Smith v. Smith, 523 F.2d 121 (4th Cir. 1975)
In Smith, a lawsuit challenged the Harrisonburg, Virginia Released Time program whereby public school students were released during school hours for religious instruction off school premises by a nonprofit organization supported by a council of churches. The 4th Circuit Court of Appeals relied on Zorach v. Clauson to uphold the program. The court found the program to be constitutional because it (1) had a secular purpose in accommodating the wishes of the parents, (2) did not excessively entangle the state with religion since the religious instruction did not take place in the class rooms, and (3) its primary effect neither advanced nor inhibited religion. The court concluded that “public school cooperation with [Released Time programs] is a largely passive and administratively wise response to a plenitude of parental assertions of the right to direct the upbringing and education of children under their control.” Id.at 125.
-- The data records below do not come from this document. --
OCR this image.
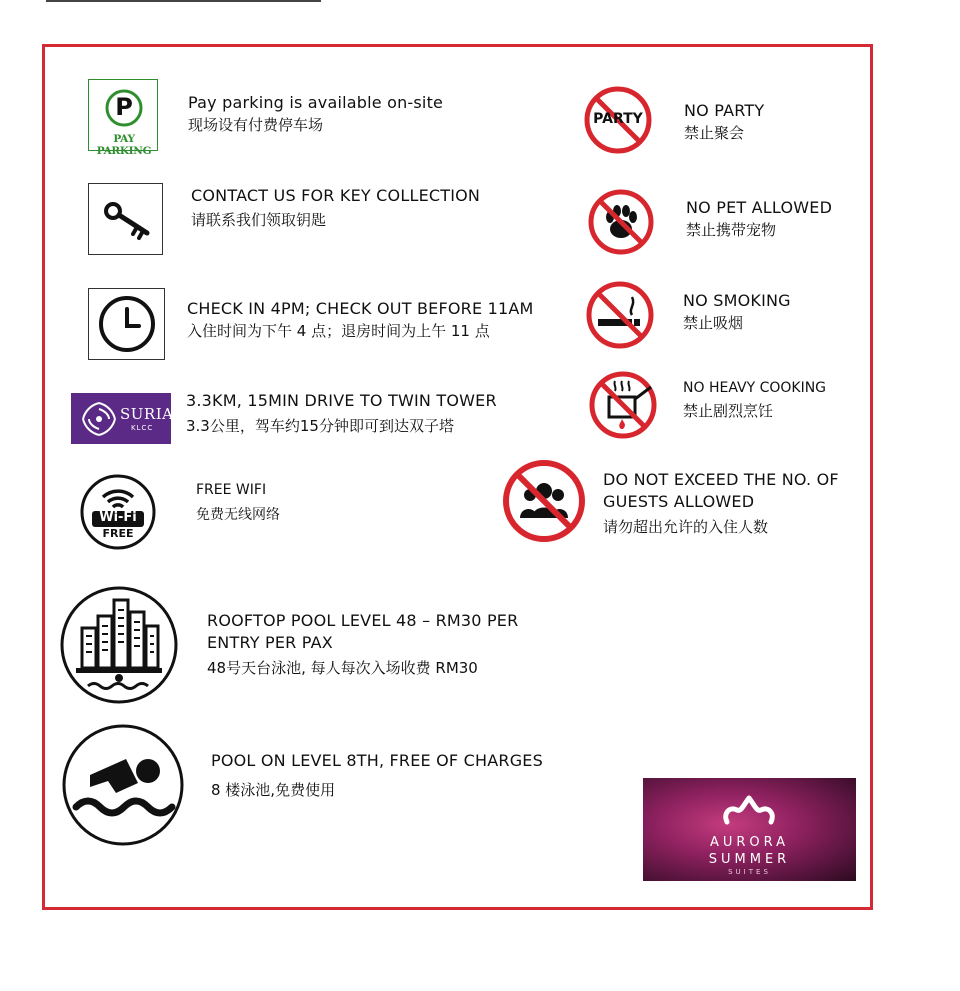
P
PAY PARKING
Pay parking is available on-site
现场设有付费停车场
CONTACT US FOR KEY COLLECTION
请联系我们领取钥匙
CHECK IN 4PM; CHECK OUT BEFORE 11AM
入住时间为下午 4 点；退房时间为上午 11 点
SURIA
KLCC
3.3KM, 15MIN DRIVE TO TWIN TOWER
3.3公里，驾车约15分钟即可到达双子塔
Wi-Fi
FREE
FREE WIFI
免费无线网络
ROOFTOP POOL LEVEL 48 – RM30 PER
ENTRY PER PAX
48号天台泳池, 每人每次入场收费 RM30
POOL ON LEVEL 8TH, FREE OF CHARGES
8 楼泳池,免费使用
PARTY	NO PARTY
禁止聚会
NO PET ALLOWED
禁止携带宠物
NO SMOKING
禁止吸烟
NO HEAVY COOKING
禁止剧烈烹饪
DO NOT EXCEED THE NO. OF
GUESTS ALLOWED
请勿超出允许的入住人数
AURORA
SUMMER
SUITES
Moss v. Spartanburg County School District Seven, 683 F.3d 599 (4th Cir. 2012)
In Moss, the 4th Circuit Court of Appeals upheld a South Carolina school district’s practice of awarding academic credit through a religiously-affiliated private school, reiterating that Zorach is good law and holding that Released Time programs, and the academic credit received for them, is an accommodation of the parents’ right to choose the type of education their child receives.
* The rulings of the 4th Circuit of Appeals are binding precedent in Maryland, North Carolina, South Carolina, Virginia, and West Virginia.